If Windschuttle were saying “yes, Australians massacred the Aborigines and tried to wipe them out as a race and culture, and that was a damn good thing too” he might be the equivalent of 1930s apologists for Stalinism. As it is, he comes across as an antipodean David Irving.

14

Ralph Hitchens 09.14.05 at 9:50 am

To answer mfb’s question, there is at least one: my acquaintance from the Vietnam War Discussion List (VWAR-L) Grover Furr, a professor of medieval literature at Montclair State U. in New Jersey whose enthusiastic scholarly sideline is Soviet history. He thinks Stalin was a “great guy” (an exact quote) and the gulag no more than a well-justified prison system for those misguided souls who couldn’t get on board with the benevolent reforms implemented by the Bolsheviks; and by the way, the numbers of prisoners and the degree of their suffering have been greatly exaggerated by anti-communist historians.

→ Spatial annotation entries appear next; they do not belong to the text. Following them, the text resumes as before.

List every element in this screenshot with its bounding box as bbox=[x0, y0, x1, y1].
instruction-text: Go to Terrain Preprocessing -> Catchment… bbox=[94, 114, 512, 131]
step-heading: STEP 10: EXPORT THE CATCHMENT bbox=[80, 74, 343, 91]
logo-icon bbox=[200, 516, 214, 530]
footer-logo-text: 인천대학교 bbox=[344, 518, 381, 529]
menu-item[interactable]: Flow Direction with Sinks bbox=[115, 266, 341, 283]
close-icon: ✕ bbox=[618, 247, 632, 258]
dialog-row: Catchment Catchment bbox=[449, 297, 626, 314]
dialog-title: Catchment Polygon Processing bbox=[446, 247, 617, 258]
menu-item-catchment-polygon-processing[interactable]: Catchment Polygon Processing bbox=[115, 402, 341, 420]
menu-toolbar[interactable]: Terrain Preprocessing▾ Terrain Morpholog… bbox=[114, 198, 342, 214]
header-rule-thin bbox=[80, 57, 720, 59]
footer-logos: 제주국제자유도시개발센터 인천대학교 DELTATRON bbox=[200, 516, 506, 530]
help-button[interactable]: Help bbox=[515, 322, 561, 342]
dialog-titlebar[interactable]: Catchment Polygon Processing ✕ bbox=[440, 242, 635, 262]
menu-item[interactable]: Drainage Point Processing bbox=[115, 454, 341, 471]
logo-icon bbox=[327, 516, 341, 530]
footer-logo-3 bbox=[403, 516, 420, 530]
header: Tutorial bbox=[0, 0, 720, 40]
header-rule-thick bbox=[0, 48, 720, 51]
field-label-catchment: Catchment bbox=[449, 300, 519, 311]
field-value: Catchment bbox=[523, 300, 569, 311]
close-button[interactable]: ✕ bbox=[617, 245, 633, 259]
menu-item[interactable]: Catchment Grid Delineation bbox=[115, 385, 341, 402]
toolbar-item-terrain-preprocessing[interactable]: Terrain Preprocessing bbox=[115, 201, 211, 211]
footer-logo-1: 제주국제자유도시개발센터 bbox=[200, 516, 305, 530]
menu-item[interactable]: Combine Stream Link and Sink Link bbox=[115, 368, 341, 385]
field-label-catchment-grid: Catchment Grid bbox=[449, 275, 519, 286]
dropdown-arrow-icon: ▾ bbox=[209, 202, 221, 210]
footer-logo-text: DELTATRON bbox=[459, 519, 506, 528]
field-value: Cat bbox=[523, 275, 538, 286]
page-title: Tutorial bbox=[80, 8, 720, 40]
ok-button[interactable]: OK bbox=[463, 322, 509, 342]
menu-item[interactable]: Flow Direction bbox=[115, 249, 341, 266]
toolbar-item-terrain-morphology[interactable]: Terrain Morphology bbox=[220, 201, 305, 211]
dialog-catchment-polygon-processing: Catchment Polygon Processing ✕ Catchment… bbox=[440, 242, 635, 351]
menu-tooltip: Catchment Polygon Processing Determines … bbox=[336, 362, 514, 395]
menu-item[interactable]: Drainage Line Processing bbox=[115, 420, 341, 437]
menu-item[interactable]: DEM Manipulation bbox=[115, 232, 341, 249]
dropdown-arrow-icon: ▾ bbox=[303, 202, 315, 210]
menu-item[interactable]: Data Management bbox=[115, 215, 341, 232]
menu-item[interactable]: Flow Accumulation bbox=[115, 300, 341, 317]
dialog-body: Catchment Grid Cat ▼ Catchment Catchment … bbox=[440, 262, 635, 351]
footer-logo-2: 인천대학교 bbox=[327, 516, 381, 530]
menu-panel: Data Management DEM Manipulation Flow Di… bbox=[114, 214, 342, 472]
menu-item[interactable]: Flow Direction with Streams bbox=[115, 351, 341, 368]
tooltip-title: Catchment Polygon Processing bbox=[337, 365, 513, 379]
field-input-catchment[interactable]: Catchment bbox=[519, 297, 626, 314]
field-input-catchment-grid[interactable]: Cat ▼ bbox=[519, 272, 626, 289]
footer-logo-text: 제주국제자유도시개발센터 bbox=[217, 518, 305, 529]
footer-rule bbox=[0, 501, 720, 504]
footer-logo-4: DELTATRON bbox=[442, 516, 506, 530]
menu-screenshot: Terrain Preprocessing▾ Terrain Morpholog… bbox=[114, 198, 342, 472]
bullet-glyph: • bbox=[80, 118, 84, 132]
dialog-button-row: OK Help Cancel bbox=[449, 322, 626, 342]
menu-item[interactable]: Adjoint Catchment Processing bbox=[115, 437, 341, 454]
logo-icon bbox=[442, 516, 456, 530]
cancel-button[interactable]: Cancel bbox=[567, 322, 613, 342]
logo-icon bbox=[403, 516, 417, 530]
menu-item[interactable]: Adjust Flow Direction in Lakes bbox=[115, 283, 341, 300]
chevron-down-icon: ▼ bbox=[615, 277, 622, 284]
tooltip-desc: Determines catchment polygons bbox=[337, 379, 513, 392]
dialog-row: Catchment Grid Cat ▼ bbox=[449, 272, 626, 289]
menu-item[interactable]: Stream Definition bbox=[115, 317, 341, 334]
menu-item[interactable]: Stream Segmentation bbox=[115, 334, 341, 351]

Grover recently achieved some notoriety in the blogosphere when he was cited by Michael Berube as an embarrassment to the Left.

15

epoch 09.14.05 at 11:26 pm

The google hits don’t necessarily mean much, social science and humanities practitionars are considered left-wing by default. So their political orientation may only have to be specified when dealing with someone who deviates from the norm.

Further more to the person who asked if there are any historians as leftwing as Windschuttle is rightwing, the left vs right thing is largely based on how you define the center.